The Path to v1.0.0

Question

The Path to v1.0.0

PanQiWei opened this issue 9 months ago · comments

Hi everyone, long time no see! Start from this week, I will use about 4 weeks to gradually push AutoGPTQ to v1.0.0, in the mean time, there will be 2~3 minor version released as optimization or feature preview so that you can experience those updates as soon as they are finished and I can hear more community voices and get more feedbacks.

My vision is at the time of v1.0.0 is released, AutoGPTQ can serve as an automatic, extendable and flexible quantization backend for all language models that are written by Pytorch.

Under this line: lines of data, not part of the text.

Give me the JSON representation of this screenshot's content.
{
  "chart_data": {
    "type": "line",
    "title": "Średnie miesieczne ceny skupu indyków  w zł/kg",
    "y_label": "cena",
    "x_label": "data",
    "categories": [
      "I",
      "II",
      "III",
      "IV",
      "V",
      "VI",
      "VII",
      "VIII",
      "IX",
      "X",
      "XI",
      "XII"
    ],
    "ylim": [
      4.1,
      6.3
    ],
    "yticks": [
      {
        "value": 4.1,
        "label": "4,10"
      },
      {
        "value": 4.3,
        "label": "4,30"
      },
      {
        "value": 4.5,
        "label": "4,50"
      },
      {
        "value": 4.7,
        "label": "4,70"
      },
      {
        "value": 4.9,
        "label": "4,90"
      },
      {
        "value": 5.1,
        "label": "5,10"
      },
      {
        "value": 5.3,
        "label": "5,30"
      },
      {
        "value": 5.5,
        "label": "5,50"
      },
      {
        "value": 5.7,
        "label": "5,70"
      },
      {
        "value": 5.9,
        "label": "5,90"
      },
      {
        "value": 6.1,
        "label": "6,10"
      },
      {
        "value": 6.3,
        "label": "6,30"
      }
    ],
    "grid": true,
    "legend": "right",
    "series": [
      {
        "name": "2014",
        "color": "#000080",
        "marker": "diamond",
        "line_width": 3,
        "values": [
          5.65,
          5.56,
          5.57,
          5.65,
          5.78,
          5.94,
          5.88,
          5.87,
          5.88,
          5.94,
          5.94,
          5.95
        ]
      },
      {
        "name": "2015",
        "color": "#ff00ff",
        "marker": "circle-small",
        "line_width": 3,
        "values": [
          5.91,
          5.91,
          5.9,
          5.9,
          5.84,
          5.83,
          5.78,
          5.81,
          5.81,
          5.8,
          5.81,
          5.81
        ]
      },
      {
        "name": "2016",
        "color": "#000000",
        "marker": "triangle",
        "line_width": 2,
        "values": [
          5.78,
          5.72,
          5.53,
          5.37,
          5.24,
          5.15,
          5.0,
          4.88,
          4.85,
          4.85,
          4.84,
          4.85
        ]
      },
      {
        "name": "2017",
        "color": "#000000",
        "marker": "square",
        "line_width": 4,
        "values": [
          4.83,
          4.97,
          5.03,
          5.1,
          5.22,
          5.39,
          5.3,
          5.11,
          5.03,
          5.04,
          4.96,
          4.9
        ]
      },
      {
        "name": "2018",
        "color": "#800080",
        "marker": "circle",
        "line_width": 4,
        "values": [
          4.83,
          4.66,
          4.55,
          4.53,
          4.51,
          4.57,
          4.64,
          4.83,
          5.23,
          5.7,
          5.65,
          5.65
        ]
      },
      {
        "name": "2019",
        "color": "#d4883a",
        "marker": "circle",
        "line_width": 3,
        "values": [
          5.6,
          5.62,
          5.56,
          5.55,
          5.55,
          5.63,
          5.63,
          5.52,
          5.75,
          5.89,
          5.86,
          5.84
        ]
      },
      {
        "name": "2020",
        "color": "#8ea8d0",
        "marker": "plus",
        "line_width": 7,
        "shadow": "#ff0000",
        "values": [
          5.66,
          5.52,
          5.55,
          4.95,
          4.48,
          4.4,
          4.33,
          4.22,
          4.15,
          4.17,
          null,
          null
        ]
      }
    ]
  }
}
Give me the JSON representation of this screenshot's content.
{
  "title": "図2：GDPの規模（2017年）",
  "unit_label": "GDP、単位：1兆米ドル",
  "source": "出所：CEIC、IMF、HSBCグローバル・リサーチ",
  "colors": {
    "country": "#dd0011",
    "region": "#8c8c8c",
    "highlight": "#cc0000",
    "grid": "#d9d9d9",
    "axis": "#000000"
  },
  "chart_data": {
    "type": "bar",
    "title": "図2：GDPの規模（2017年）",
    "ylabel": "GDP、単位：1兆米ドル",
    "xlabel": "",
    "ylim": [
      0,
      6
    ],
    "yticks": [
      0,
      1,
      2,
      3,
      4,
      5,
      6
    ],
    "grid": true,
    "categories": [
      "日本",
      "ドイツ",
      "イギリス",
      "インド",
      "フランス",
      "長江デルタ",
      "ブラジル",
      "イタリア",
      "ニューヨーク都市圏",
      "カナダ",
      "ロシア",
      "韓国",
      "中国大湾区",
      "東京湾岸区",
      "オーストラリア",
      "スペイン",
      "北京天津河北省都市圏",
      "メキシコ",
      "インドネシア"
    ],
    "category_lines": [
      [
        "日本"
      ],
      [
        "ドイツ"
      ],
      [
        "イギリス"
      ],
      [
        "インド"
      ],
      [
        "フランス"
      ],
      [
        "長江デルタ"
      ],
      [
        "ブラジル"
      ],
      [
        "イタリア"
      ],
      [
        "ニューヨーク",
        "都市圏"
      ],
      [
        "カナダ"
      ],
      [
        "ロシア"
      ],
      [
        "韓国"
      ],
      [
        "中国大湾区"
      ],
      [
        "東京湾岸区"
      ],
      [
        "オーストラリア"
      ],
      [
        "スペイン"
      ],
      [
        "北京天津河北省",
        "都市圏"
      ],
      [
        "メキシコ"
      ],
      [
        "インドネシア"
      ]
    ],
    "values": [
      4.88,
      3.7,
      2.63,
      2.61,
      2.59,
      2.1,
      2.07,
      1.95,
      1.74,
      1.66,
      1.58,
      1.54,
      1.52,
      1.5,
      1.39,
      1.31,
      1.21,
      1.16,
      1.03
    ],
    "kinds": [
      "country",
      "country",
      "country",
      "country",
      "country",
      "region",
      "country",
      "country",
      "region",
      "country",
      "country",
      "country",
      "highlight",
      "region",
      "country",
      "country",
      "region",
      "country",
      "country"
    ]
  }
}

I open this issue to list all the things will be done (optimizations, new features, bug fixes, etc) and record the development progress.(so contents below will be updated frequently)

Feel free to comment in the thread to give your opinions and suggestions!

Optimizations

refactor the code framework for the future extensions while maintain the important interfaces.
- separate quantization logic as a stand alone module and serve as mixin.
- design automatic structure recognize strategy to better support different models (hope can even support multi-modal and diffusion models).
speed up model packing after quantization.
support kernel fusion to more models to futher speed up inference.

New Features

model sharping: split model checkpoint into multiple files and load from multiple files. #364
tensor parallelism for all kinds of QuantLinear that are supported by AutoGPTQ.
CLI: run common commands such as quantization and benchmark directly.

Bug Fixes

Author Morgan · Answer 1 · Thu Feb 15 2024 16:54:42 GMT+0800 (China Standard Time)

Hi @PanQiWei, Any updates regarding version 1.0.0?